Tuesday, April 15, 2008

A nation of shopkeepers

MANIFESTO

The New York Times this morning reports that
The consumer spending slump and tightening credit markets are unleashing a widening wave of bankruptcies in American retailing, prompting thousands of store closings that are expected to remake suburban malls and downtown shopping districts across the country.

Since last fall, eight mostly midsize chains — as diverse as the furniture store Levitz and the electronics seller Sharper Image — have filed for bankruptcy protection as they staggered under mounting debt and declining sales.

But the troubles are quickly spreading to bigger national companies, like Linens ‘n Things, the bedding and furniture retailer with 500 stores in 47 states. It may file for bankruptcy as early as this week, according to people briefed on the matter.

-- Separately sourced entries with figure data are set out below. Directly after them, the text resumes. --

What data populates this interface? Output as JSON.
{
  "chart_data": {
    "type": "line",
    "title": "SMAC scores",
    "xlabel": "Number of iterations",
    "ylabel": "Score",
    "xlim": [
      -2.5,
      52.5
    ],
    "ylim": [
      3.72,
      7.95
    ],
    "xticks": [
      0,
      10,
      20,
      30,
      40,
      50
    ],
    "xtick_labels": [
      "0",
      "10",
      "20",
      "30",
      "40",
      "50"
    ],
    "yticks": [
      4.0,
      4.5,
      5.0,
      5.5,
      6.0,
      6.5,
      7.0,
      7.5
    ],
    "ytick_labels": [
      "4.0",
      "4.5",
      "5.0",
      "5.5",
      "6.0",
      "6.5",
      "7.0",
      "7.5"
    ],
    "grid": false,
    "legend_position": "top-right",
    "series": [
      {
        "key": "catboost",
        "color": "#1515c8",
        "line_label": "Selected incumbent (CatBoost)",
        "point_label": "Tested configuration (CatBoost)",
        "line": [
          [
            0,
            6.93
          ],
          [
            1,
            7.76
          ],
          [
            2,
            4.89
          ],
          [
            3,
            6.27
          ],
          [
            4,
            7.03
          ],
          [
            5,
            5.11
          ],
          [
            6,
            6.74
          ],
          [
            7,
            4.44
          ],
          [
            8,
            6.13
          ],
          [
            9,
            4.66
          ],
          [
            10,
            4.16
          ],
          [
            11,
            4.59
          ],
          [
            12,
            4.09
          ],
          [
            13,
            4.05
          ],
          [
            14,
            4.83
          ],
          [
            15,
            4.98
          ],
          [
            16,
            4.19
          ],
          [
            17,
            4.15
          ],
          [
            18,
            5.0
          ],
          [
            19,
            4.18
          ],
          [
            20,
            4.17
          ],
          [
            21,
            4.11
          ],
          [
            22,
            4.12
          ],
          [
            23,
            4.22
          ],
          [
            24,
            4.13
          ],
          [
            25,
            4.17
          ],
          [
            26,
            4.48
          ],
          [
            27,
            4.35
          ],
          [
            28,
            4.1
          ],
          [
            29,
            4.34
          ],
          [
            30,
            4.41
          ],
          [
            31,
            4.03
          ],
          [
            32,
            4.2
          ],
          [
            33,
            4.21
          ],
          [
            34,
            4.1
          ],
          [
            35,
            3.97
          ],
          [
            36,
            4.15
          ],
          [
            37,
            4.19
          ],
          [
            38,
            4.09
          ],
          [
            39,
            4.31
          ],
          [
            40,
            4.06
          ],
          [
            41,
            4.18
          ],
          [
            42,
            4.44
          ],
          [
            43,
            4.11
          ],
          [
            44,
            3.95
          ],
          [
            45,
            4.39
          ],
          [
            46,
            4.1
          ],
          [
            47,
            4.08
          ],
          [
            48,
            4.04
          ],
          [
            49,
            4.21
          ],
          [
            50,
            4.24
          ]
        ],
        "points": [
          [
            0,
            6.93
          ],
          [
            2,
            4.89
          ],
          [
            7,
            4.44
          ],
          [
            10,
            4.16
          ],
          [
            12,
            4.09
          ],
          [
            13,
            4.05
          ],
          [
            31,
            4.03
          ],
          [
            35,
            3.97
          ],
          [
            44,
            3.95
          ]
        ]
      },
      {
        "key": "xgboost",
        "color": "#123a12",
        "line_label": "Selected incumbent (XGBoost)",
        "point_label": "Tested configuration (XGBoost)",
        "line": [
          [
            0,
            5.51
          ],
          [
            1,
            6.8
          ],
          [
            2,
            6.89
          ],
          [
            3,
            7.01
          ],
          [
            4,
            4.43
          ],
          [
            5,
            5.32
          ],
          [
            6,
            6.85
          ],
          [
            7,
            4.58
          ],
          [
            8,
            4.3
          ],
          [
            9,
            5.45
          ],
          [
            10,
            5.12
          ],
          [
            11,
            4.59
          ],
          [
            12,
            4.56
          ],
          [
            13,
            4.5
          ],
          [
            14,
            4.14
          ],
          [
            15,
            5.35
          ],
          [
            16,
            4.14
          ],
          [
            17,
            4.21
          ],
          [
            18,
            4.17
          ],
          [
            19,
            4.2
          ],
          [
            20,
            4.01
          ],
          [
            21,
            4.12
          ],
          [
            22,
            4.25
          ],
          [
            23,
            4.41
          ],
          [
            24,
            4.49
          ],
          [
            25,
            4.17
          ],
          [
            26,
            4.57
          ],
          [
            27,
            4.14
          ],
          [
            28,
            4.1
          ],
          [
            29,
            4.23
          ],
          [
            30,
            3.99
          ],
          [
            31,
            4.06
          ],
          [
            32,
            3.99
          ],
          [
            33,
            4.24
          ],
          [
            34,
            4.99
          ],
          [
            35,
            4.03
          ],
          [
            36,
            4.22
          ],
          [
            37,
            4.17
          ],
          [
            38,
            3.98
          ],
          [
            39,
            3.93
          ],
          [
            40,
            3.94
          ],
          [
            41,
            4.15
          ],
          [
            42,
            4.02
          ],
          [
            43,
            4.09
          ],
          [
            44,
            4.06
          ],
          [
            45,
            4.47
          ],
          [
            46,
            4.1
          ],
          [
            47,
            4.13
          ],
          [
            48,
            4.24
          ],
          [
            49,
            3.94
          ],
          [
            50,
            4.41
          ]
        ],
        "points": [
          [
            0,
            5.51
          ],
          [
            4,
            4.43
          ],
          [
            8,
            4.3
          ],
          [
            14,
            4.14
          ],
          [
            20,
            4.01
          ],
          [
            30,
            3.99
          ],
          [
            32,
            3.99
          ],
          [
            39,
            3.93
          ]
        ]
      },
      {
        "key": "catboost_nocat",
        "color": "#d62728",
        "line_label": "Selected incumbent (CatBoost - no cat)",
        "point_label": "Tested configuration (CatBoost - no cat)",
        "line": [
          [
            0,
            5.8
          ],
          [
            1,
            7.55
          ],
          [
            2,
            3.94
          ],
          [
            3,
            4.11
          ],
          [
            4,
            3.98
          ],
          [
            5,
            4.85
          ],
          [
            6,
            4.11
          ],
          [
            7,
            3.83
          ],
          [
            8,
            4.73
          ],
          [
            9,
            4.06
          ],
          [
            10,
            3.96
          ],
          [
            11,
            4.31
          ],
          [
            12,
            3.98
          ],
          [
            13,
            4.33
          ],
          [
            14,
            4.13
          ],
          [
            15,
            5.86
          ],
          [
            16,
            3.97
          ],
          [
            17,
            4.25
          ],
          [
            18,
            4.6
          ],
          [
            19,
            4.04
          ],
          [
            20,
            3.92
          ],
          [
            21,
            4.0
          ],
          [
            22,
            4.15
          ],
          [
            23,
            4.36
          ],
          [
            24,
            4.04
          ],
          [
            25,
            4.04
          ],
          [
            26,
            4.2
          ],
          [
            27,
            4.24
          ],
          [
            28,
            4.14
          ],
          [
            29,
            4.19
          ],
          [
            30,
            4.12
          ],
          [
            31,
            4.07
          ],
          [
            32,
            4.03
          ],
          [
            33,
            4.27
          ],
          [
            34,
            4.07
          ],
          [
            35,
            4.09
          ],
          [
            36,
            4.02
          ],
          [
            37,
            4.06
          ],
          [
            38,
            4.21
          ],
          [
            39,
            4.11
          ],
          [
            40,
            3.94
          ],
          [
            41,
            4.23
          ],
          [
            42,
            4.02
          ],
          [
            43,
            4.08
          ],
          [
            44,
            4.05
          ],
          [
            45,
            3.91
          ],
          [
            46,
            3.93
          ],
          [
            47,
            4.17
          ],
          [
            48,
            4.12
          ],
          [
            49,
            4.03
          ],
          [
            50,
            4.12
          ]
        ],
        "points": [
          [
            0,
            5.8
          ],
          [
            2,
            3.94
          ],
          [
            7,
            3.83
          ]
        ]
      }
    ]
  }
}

Even retailers that can avoid bankruptcy are shutting down stores to preserve cash through what could be a long economic downturn. Over the next year, Foot Locker said it would close 140 stores, Ann Taylor will start to shutter 117, and the jeweler Zales will close 100.
This is truly a horrible story as retail jobs are often the last refuge of the overqualified. For a number of months after graduation from college, I worked in retail—like a few other college-educated males there, I was waiting to see what I really wanted to do with my life—so I know what it's like to work hideous hours under fairly foolish conditions.

Be that as it may, it seems to me that retail has become a place where downsized white collar workers end up. The pay is usually better than McDonald's, and the working conditions aren't terribly taxing.

But now, with these bankruptcies, thousands of people have found or will find themselves unemployed. They can't all work at Wal-Mart. Perhaps they'll have to wend their way to a fast food chain where the pay really is minimal and the conditions really are horrendous. (Full disclosure: I worked the late shift at a McDonald's during the summer of 1969.)

If ever there was a time for these former employees to have "gotten bitter and cling to guns or religion or antipathy to people who aren't like them," this may certainly be it.